On September 30 1995, Billboard magazine featured an exclusive interview with Madonna in a piece by Timothy White to promote her upcoming ballads collection, Something To Remember. Focusing primarily on the connection between Madonna’s introspective ballads and the loss of her mother, the article (which appears in an abridged version below) was titled “‘Something’ In the Way She Grieves.”
“Listening to this record took me on my own journey,” says Madonna with a sad smile, shifting on the couch in her apartment overlooking Central Park. “Each song is like a map of my life. I don’t really listen to my records once I’ve done them, I’m onto the next thing. And I think most of the time when my records come out, people are so distracted by so much fanfare and controversy that nobody pays attention to the music. But this is, for the most part, a retrospective, and I just wanted to put it out in a very simple way. The songs, they choke me up, and I wrote them. Isn’t that weird? I can’t tell you how painful the idea of singing Like A Virgin or Material Girl is to me now. I didn’t write either of those songs and wasn’t digging deep then. I also feel more connected emotionally to the music I’m writing now, so it’s more of a pleasure to do it.”

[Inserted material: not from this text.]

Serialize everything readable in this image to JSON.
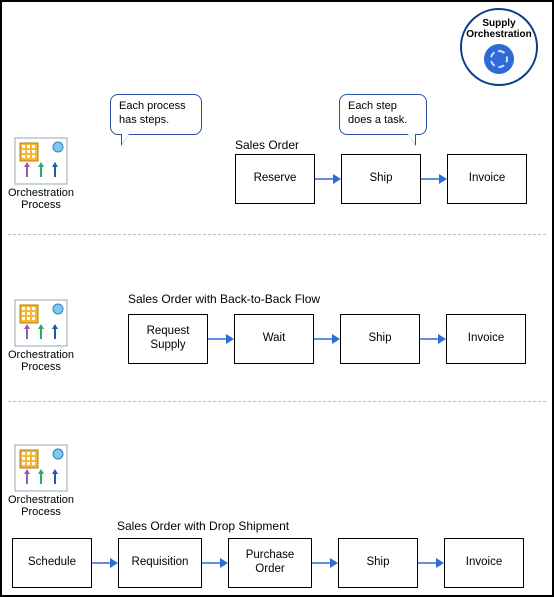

Madonna has included three new songs on Something To Remember: a moody cover of Marvin Gaye’s 1976 hit I Want You, which was suggested and subsequently produced by Nellee Hooper and features Massive Attack, and two bittersweet serenades (You’ll See and One More Chance), co-created with David Foster during the third weekend of September in a whirlwind writing/recording session. Shortly after this talk, she was to leave for London to start recording the music for the film version of Evita, the musical that was the toast of Broadway in 1979–the year Madonna wrote her first song in the basement of a dormant Queens, NY synagogue.

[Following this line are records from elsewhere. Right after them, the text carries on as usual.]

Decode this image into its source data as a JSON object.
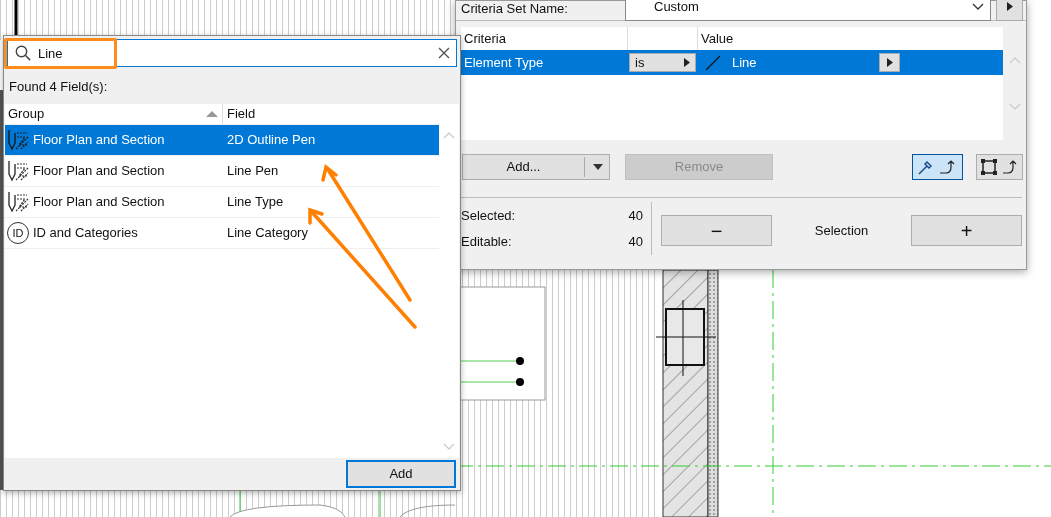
{
  "criteria_dialog": {
    "set_name_label": "Criteria Set Name:",
    "set_name_value": "Custom",
    "columns": [
      "Criteria",
      "",
      "Value"
    ],
    "rows": [
      {
        "criteria": "Element Type",
        "operator": "is",
        "value": "Line",
        "selected": true
      }
    ],
    "add_button": "Add...",
    "remove_button": {
      "label": "Remove",
      "disabled": true
    },
    "pick_toggle": {
      "selected": true
    },
    "marquee_toggle": {
      "selected": false
    },
    "stats": [
      {
        "label": "Selected:",
        "value": "40"
      },
      {
        "label": "Editable:",
        "value": "40"
      }
    ],
    "selection_minus": "−",
    "selection_label": "Selection",
    "selection_plus": "+"
  },
  "field_search": {
    "query": "Line",
    "found_label": "Found 4 Field(s):",
    "columns": [
      "Group",
      "Field"
    ],
    "rows": [
      {
        "kind": "floor_plan",
        "group": "Floor Plan and Section",
        "field": "2D Outline Pen",
        "selected": true
      },
      {
        "kind": "floor_plan",
        "group": "Floor Plan and Section",
        "field": "Line Pen",
        "selected": false
      },
      {
        "kind": "floor_plan",
        "group": "Floor Plan and Section",
        "field": "Line Type",
        "selected": false
      },
      {
        "kind": "id",
        "icon_label": "ID",
        "group": "ID and Categories",
        "field": "Line Category",
        "selected": false
      }
    ],
    "add_button": "Add"
  }
}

“I remember calling up my father back in Detroit and making him hear it on the tape recorder over the phone,” she confides, blushing. “He said, ‘Oh, that’s very nice.’ I felt proud. The song was called Tell The Truth.”

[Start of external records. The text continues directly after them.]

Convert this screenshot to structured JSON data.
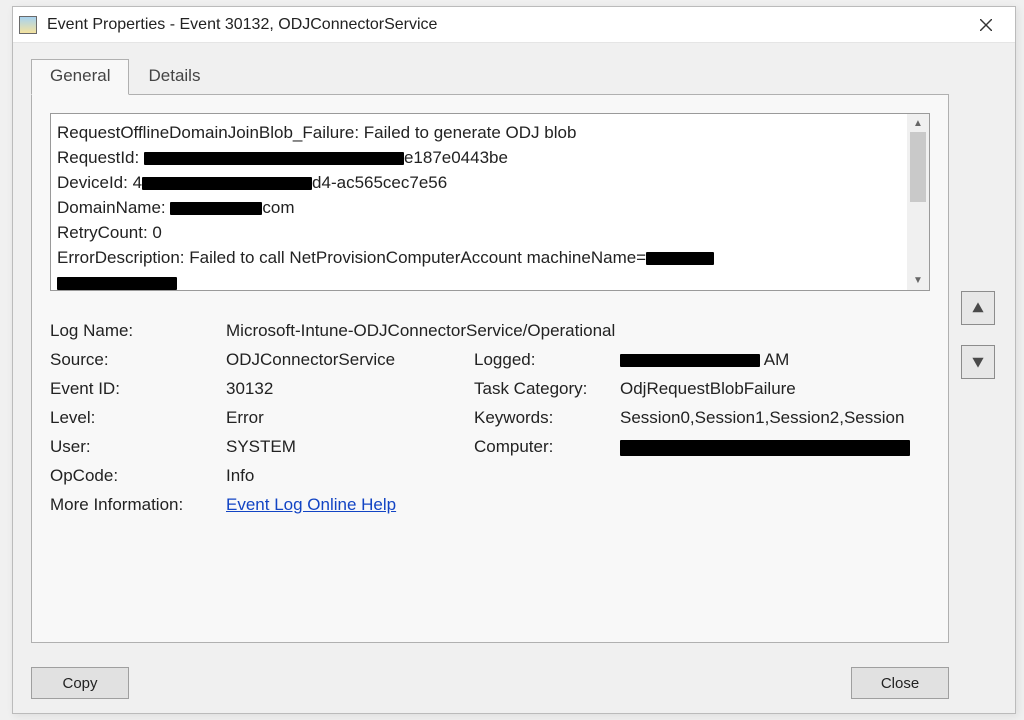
{
  "window": {
    "title": "Event Properties - Event 30132, ODJConnectorService"
  },
  "tabs": {
    "general": "General",
    "details": "Details"
  },
  "message": {
    "line1_pre": "RequestOfflineDomainJoinBlob_Failure: Failed to generate ODJ blob",
    "line2_pre": "RequestId: ",
    "line2_post": "e187e0443be",
    "line3_pre": "DeviceId: 4",
    "line3_post": "d4-ac565cec7e56",
    "line4_pre": "DomainName: ",
    "line4_post": "com",
    "line5": "RetryCount: 0",
    "line6_pre": "ErrorDescription: Failed to call NetProvisionComputerAccount machineName="
  },
  "labels": {
    "logname": "Log Name:",
    "source": "Source:",
    "eventid": "Event ID:",
    "level": "Level:",
    "user": "User:",
    "opcode": "OpCode:",
    "moreinfo": "More Information:",
    "logged": "Logged:",
    "taskcat": "Task Category:",
    "keywords": "Keywords:",
    "computer": "Computer:"
  },
  "values": {
    "logname": "Microsoft-Intune-ODJConnectorService/Operational",
    "source": "ODJConnectorService",
    "eventid": "30132",
    "level": "Error",
    "user": "SYSTEM",
    "opcode": "Info",
    "moreinfo_link": "Event Log Online Help",
    "logged_suffix": " AM",
    "taskcat": "OdjRequestBlobFailure",
    "keywords": "Session0,Session1,Session2,Session"
  },
  "buttons": {
    "copy": "Copy",
    "close": "Close"
  }
}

A self-assessed “roller-coaster Catholic,” Madonna grew up sharing the middle bunk in a three-tier bed with two of her sisters. “I didn’t have any free time as a child,” she says. “My mother died of breast cancer when I was 7, and then my father remarried when I was 10. I had a lot of responsibility, taking care of my younger brothers and sisters.”
Like her siblings, Madonna was obliged to study music, specifically piano. “But I couldn’t sit still, and I begged my father to let me take dance lessons,” which served as a means of escape. Madonna was in the church choir and acted in school musicals, while sharing her mother’s mantra-like habit of idly intoning her favorite tunes. “As a teenager, I loved Aretha Franklin’s A Natural Woman, and in high school I worshiped Joni Mitchell and sang everything from Court And Spark, my coming-of-age record.”
But her pivotal developmental trial was the death of her mother, and as Madonna passes this fall afternoon discussing the themes behind her often acutely wistful ballads, she ultimately says, “My mother is part of a lot of my music.”
Although love songs, such as Live To Tell, One More Chance and I’ll Remember, also invoke the early fever of a failed marriage to Sean Penn, tensions with a stepmother who could not replace her lost parent, or later relationships that fell short, a larger phantom overshadows each mourning of life’s missed linkages.
“I think about my mother and a certain emptiness–a longing–in my songs. There are tragic, traumatic moments where I think ‘I wish that I could call my mother.’ It’s this primal thing that has been a springboard for the work I do.”
How did she learn her mother was gone?
“I was at my grandmother’s house. The phone rang, and it was my father, and he told my grandmother that my mother had died. I’d just seen her in the hospital. The rest of the day I blocked out–I probably went outside and played. I was majorly into denial and didn’t really understand. And it unfortunately wasn’t something that my father ever really prepared us for or discussed afterward. I suddenly developed a strange throwing-up disease, where every time I would leave the house, I would throw up. If I was away from my father, I threw up. It was a nervous condition.”
In recent years, when Madonna was under attack for her frank Erotica album and Sex book, the artist says she drew strength from her late parent’s nonjudgmental “fervor” for fulfilling one’s personal vision: “She had an unbelievable level of tolerance and forgiveness. She was tremendously religious in a really passionate–almost sexual–way, like she was in love with God. If you read the letters she wrote, even when she was sick and dying, she was completely happy about everything. It was frightening, there was just that faith of hers. My mother loved to take care of people. My older brothers and I were sometimes brutal to her, and she never complained.”
It sounds like the materfamilias had an essential serenity. “Exactly,” says her daughter. “And I could probably use more of it in my life.”
A brisk September breeze catches the leafy scent rising from the freshly mowed lawns of Central Park, the tangy end-of-season smell betokening the coming solstice. Madonna shivers slightly as she sips the last of her tea.
“I think my mother made people angry, because they couldn’t shake her beliefs,” she concludes in a near whisper. “And she was just 32 when she died–just a baby, Madonna Louise. So basically, I’m here to take her place.”